La ética y la moral son lo dado, y ellas son el espejo de las virtudes, pues, son lo único que dictamina el curso de la vida, y así, el placer inmediato, individual, ha de estar circunscrito en una concatenación lógica y vital, en los demás placeres del hombre. Es decir, todo placer ha de ser causa de otro placer, pues todo está enlazado a un principio individual que deviene colectividad, intrínsecamente. No obstante, la historia, a pesar de lo que esgrimieron Aristóteles y otros más, nos indican lo contrario. Tanto la ética, como la búsqueda individual de placer que sólo debiere inclinarse hacia el placer de otros, naturalmente, no es percibido como lo dado, puesto que el hombre no es naturalmente sabio o intelectualmente desarrollado cuando es expulsado a la luz. La cognición apenas comienza y todo resulta adquirido en el trayecto, y nada se parece a la reminiscencia de los griegos.

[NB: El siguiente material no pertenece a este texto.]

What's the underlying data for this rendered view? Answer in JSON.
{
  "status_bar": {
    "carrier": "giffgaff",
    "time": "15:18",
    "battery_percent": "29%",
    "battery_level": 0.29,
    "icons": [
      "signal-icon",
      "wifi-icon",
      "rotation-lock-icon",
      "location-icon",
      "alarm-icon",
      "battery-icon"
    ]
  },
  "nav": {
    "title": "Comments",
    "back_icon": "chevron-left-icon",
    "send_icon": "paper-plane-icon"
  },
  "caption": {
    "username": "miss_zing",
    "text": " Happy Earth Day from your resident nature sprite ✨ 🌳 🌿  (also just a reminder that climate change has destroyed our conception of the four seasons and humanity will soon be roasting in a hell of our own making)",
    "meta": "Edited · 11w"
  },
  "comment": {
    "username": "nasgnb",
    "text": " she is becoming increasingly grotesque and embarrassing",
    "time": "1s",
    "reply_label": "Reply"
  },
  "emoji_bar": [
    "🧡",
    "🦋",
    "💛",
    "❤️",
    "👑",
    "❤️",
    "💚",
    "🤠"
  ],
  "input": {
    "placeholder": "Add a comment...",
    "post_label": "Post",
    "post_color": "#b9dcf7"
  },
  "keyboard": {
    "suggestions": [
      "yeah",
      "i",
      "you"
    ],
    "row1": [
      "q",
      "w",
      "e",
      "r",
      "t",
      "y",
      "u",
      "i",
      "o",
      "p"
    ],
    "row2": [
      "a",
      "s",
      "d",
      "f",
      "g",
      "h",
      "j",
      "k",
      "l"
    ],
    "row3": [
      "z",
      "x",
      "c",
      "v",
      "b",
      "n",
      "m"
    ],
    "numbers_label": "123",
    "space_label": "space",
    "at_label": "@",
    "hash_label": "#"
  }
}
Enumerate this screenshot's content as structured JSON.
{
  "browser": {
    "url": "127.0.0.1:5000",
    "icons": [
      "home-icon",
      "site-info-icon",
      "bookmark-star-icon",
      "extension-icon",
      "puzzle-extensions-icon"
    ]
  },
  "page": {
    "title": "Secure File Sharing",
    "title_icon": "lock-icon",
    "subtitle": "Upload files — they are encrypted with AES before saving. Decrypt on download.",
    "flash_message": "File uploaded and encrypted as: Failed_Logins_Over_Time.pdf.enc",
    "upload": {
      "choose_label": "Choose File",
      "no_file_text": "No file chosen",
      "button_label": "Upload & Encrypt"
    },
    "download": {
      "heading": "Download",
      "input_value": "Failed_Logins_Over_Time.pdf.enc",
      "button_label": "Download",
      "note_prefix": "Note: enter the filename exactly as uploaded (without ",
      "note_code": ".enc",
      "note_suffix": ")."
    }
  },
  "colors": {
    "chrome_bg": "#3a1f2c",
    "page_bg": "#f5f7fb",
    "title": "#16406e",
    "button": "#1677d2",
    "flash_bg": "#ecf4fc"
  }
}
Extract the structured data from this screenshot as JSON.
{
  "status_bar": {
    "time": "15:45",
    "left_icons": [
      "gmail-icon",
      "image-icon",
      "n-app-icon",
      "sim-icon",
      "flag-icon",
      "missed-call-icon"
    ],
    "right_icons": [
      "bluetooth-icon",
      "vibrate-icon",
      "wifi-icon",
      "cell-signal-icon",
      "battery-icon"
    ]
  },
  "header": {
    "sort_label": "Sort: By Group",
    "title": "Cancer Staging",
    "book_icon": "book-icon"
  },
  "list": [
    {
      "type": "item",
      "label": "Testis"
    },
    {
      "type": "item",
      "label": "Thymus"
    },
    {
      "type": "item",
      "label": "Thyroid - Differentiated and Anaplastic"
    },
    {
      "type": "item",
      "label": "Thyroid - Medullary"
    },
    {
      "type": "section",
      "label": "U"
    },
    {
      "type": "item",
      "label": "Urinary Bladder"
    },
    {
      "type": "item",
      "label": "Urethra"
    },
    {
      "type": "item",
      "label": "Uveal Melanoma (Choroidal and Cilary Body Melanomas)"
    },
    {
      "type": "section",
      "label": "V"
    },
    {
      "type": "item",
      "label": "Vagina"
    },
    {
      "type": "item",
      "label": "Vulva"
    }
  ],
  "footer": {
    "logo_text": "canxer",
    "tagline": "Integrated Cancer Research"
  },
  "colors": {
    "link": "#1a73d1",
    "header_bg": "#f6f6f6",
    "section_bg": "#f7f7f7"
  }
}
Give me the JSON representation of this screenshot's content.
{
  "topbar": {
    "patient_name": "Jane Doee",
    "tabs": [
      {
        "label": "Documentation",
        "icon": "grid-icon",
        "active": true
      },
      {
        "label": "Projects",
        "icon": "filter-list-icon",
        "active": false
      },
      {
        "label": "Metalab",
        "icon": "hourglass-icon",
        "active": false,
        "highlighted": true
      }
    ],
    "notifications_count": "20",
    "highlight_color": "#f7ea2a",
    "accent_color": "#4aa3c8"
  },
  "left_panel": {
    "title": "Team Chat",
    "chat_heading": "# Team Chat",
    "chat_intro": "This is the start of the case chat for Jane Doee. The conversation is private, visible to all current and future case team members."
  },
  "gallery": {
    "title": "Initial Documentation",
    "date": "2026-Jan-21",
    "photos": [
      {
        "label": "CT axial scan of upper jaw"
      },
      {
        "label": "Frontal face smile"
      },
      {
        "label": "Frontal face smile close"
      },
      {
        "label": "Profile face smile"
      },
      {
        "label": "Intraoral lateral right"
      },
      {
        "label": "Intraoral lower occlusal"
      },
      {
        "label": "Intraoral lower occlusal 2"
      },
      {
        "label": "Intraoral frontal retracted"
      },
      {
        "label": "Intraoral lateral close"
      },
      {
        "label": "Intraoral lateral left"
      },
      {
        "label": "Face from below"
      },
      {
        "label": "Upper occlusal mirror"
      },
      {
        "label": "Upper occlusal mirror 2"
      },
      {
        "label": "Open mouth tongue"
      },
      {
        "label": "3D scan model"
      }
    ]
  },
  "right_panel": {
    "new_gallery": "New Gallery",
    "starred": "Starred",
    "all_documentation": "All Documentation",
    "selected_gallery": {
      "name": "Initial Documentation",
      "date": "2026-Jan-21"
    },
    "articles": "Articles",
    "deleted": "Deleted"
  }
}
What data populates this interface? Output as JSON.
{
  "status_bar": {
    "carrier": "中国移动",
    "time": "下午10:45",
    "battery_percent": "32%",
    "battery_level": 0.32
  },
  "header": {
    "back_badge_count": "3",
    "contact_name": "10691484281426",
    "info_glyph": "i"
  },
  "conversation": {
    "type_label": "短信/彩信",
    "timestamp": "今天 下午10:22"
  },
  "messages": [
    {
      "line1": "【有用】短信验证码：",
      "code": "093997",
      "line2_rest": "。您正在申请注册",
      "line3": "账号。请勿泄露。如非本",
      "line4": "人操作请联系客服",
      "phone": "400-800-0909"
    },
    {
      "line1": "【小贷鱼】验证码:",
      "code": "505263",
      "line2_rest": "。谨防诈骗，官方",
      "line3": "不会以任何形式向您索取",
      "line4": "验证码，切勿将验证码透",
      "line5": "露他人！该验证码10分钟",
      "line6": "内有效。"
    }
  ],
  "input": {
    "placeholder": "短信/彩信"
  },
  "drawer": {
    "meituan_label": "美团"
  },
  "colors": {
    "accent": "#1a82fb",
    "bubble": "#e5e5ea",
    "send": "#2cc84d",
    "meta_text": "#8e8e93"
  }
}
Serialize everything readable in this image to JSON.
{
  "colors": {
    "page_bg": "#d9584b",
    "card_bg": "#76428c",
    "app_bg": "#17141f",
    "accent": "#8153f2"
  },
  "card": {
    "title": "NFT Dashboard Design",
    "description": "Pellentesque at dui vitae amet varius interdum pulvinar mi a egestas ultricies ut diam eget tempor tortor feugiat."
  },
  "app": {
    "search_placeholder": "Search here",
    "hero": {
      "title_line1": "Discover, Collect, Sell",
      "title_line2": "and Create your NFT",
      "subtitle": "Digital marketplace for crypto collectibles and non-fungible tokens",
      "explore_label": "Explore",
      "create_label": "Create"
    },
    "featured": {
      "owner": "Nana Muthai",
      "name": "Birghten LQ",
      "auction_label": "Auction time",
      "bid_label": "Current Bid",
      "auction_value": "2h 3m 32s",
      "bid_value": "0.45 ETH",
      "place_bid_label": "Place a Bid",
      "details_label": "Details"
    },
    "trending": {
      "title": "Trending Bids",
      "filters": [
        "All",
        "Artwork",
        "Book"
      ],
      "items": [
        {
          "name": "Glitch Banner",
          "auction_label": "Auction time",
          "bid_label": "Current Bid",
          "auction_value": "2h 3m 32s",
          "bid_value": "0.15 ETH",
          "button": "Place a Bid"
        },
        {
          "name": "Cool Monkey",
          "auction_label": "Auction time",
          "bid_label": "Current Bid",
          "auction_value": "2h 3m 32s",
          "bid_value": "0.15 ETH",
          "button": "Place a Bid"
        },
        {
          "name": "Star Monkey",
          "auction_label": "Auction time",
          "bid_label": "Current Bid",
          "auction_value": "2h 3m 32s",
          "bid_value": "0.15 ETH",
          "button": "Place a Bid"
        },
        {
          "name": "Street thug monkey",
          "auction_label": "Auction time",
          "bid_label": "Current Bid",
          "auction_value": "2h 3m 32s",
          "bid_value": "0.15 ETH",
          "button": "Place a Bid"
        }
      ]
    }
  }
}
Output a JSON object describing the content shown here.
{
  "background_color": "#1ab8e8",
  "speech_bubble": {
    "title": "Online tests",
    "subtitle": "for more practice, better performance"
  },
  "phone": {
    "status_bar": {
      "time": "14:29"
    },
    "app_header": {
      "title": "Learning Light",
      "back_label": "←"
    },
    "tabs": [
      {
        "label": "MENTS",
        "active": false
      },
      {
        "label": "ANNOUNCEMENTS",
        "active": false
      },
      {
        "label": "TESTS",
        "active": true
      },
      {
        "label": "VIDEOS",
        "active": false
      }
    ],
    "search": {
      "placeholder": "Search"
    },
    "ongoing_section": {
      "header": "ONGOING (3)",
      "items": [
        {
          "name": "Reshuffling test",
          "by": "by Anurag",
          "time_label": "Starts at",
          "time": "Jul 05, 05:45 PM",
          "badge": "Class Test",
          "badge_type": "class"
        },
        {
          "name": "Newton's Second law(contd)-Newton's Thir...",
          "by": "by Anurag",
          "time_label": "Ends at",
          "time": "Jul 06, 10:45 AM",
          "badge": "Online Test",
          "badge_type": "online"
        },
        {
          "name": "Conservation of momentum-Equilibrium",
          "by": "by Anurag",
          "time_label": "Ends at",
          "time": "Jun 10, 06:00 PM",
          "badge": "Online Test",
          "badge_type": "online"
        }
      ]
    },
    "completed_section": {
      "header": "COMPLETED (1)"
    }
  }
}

La vida, indistintamente de lo que buscan los hombres, que es encontrar el placer y evitar el dolor, es una plétora de transacciones; el placer de muchos equidista con el dolor de los otros, y todo no parece más que una pupila del mercantilismo sensorial y emocional. Ergo: mi placer no es el tuyo porque tu dolor no es el mío. Aunque las sociedades se alimentan recíprocamente, la intención que desencadena el acto no está enderezada a ningún tercero. Y en un mundo cada vez más sobre poblado, la ética aristotélica no es resorte de nada. A medida que en el mundo aumentan las masas, y por tal, la cantidad de hombres que buscan placer, pareciera que ésta última se tornara escasa. Entonces, unos inevitablemente conocen el placer, otros inevitablemente conocen el dolor. Las legislaciones de cada latitud tampoco benefician este supuesto de bien enderezado al bien de otros, al menos parcialmente, porque todo deviene entelequia. Y cada entelequia pugnará por lo que considera «placer», sucesivamente, hasta que el placer por el que lucha determinada agrupación en cuestión, signifique irremediablemente, el dolor para otro. Ideologías yuxtapuestas, políticas yuxtapuestas, sistemas yuxtapuestos, religiones yuxtapuestas; todo un sinfín de yuxtaposiciones que consolidan la felicidad o la bilis, o ambas simultáneamente. Terminamos enfrentados por el placer y el dolor es la única repartición en la guerra.

Si el hombre se deshiciera de este binarismo, sólo podría, en adelante, vegetar. Ser un vegetal. Que la lechuga se convierta en metáfora de lo dado.